- Born: 4 March 1986 (age 39) Sun Valley, Idaho, USA
- Height: 5 ft 11 in (180 cm)
- Weight: 185 lb (84 kg; 13 st 3 lb)
- Position: Forward
- Shot: left
- Played for: Wentworth Institute of Technology; Arizona Sundogs; Heerenveen Flyers; Colorado Eagles; St. John's IceCaps Rapid City Rush; Wichita Thunder; Reading Royals; Dundee Stars Tulsa Oilers; Kansas City Mavericks; Jacksonville Icemen;
- Playing career: 2005–2022

= Joey Sides =

Joey Sides is an American former professional ice hockey player.

During his journeyman career in various minor leagues in both the USA and Europe, he is one the first hockey players ever to wear a GoPro camera during a professional game. He also participated in the first professional ice hockey game at the Olympic Center in Lake Placid, New York (where the Miracle on Ice took place).

==Playing career==
Sides attended Wentworth Institute of Technology from 2005 to 2009 where he played NCAA Division III college hockey. Playing both forward and defense he amassed 32 goals and 85 points in 90 collegiate games. As well as being appointed captain his sophomore through senior year.

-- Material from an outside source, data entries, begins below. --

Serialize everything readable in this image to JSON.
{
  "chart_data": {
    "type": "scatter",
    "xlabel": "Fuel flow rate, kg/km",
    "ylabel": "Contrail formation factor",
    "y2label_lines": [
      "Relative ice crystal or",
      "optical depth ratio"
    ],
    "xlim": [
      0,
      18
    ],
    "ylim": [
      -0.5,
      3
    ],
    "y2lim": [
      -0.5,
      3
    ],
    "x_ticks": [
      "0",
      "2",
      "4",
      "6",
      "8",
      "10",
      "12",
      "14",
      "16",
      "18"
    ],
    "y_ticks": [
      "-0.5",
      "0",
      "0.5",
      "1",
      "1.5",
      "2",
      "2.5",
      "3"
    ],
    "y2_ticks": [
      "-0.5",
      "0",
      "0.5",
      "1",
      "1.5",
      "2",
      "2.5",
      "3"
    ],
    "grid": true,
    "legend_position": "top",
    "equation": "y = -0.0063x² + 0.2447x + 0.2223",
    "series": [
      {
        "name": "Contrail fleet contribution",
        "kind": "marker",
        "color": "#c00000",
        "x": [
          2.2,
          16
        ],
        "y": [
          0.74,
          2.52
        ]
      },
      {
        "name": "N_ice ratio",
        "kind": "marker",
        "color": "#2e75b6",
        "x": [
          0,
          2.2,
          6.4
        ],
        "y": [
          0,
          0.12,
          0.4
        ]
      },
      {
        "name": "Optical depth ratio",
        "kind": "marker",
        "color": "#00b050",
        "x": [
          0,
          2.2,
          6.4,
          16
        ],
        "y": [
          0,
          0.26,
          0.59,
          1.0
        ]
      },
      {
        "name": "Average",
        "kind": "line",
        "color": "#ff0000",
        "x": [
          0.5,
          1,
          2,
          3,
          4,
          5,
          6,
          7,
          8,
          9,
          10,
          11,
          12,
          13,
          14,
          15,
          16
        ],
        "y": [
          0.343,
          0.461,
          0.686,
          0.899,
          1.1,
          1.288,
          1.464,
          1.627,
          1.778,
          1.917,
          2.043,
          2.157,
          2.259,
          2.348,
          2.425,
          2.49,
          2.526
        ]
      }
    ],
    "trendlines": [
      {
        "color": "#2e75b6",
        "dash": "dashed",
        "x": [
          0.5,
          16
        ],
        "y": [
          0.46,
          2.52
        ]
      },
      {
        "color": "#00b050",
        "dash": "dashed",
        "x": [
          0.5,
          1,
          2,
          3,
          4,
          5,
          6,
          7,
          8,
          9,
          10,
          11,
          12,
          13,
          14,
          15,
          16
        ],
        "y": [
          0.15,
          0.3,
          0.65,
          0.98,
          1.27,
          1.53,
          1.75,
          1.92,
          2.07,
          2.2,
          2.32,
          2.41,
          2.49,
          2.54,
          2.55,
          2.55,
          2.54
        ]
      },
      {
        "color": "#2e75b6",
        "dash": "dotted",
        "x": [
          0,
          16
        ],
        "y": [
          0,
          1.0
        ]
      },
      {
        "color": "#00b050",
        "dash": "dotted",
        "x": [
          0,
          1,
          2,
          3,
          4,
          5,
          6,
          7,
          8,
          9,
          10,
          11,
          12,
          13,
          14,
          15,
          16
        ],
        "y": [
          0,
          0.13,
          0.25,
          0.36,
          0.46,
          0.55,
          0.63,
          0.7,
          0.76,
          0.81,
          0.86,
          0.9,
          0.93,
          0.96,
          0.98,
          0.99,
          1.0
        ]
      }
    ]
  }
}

On October 30, 2009, the Arizona Sundogs of the CHL announced they had signed Sides to play for their team.

After retirement, he remarked that the 2009 game against Wichita Thunder was particularly memorable, due to the smell of manure at the venue (due to a rodeo being held at the same venue shortly before) and a particularly large (10 000 people) and hostile crowd.

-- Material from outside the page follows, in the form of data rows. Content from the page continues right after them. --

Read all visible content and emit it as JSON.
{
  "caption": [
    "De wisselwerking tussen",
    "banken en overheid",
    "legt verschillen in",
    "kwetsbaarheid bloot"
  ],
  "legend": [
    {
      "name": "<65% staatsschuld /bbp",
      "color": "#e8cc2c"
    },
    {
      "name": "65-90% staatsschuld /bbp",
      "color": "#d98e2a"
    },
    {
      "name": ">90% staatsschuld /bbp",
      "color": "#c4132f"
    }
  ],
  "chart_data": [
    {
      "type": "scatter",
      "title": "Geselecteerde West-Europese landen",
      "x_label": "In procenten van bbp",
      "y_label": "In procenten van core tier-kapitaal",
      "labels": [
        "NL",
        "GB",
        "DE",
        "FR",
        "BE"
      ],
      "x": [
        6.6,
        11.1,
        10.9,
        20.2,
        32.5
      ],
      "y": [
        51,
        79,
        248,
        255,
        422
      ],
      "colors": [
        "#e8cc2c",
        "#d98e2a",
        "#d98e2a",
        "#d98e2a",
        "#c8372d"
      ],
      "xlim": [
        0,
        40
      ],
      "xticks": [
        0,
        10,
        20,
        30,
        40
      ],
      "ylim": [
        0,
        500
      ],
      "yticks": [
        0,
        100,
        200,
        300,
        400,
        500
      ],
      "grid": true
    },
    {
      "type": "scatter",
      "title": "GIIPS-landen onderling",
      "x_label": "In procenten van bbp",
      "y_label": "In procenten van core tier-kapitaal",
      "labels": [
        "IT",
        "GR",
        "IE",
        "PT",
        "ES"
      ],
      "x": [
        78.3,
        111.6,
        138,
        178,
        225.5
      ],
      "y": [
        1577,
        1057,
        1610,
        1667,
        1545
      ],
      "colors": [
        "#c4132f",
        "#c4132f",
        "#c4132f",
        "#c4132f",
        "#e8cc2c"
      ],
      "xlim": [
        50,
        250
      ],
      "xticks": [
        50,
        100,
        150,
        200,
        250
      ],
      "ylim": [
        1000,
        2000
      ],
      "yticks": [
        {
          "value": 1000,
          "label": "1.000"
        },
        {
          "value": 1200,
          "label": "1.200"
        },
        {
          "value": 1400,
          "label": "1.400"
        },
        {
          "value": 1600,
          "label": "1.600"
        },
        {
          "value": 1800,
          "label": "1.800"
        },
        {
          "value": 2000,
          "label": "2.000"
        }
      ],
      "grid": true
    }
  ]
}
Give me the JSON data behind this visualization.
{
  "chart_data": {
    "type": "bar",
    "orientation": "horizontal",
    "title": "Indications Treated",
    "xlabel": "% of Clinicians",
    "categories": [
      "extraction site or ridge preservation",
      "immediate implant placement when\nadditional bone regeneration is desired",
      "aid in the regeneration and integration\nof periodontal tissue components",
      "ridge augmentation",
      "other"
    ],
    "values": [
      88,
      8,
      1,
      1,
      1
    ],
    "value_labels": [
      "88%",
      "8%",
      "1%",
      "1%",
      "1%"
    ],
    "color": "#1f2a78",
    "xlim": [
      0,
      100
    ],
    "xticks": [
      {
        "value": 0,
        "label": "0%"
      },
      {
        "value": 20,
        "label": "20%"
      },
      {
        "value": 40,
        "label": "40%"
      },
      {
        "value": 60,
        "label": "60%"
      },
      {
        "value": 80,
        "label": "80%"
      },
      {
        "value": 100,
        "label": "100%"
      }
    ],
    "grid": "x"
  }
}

In 123 games played with the Sundogs, Sides tallied 98 points (44g, 54a).

In the 2011–12 season, Sides played overseas in the Netherlands for the Heerenveen Flyers where he scored 49pts (19g, 30a) in just 29 games before returning to North America to play with the Colorado Eagles of the ECHL, amounting 29 points (15g, 14a) in 29 games.

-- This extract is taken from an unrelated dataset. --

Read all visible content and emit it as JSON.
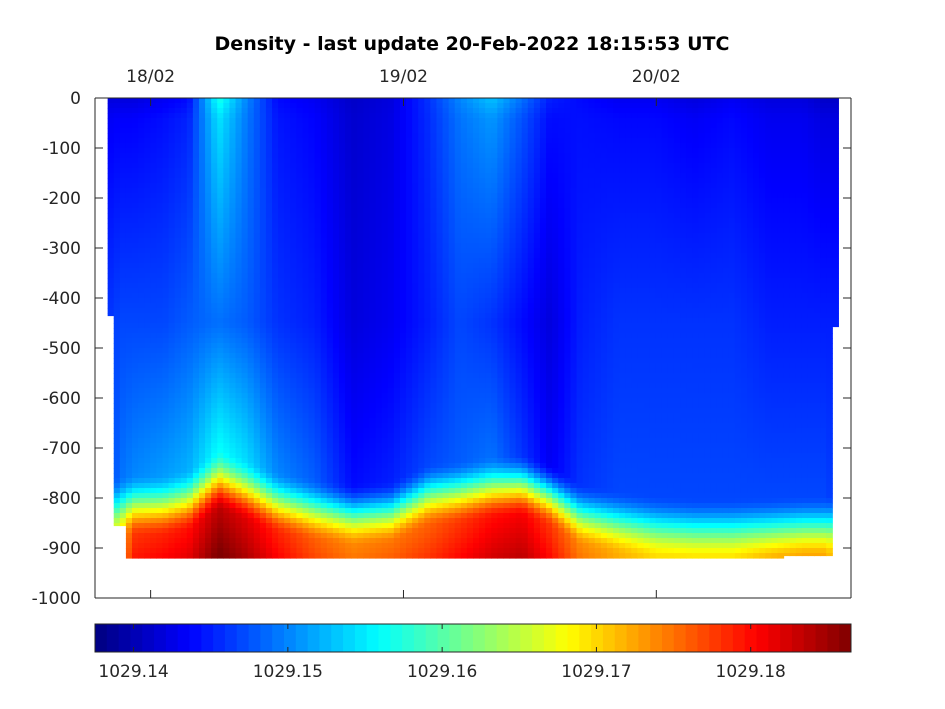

Sides was signed to an AHL contract in the off-season and attended camp with the St. John's IceCaps before being reassigned to the Eagles for the 2012–13 season. With Colorado in 18 games, Sides (9 goals, 9 assists) was tied for fourth place in scoring on the Eagles and tied for first place in the entire 23-team Premier “AA” ECHL in plus/minus ranking. He played 6 games with the St. Johns Ice Caps assisting on 2 goals and finished the season in Colorado with a total of 40 points (21g,19a) in 44 games.

On September 29, 2015, Sides agreed to terms on a one-year contract with the Wichita Thunder of the ECHL for the 2015–16 season. He later joined ECHL's Reading Royals to finish out the season.

On September 21, 2016, Sides agreed to join the Scottish team Dundee Stars of the Elite Ice Hockey League as the 8th forward for the 2016-17 season. He was sponsored by a hotel for the season. Anointed team captain, Sides compiled 35 points in just 43 games and despite a poor start to the season, it ended with a successful play-off run.

As a free agent, Sides opted to return to North America and the ECHL in securing a one-year deal with the Tulsa Oilers on August 24, 2017.

Since then he signed one year contracts for Kansas City Mavericks in September 2018, Rapid City Rush in September 2020, and finally in September 2021 with the Jacksonville Icemen.

==Style of play==
Sides was described as a prolific goalscorer and fast skater as well as someone who amassed many penalty minutes.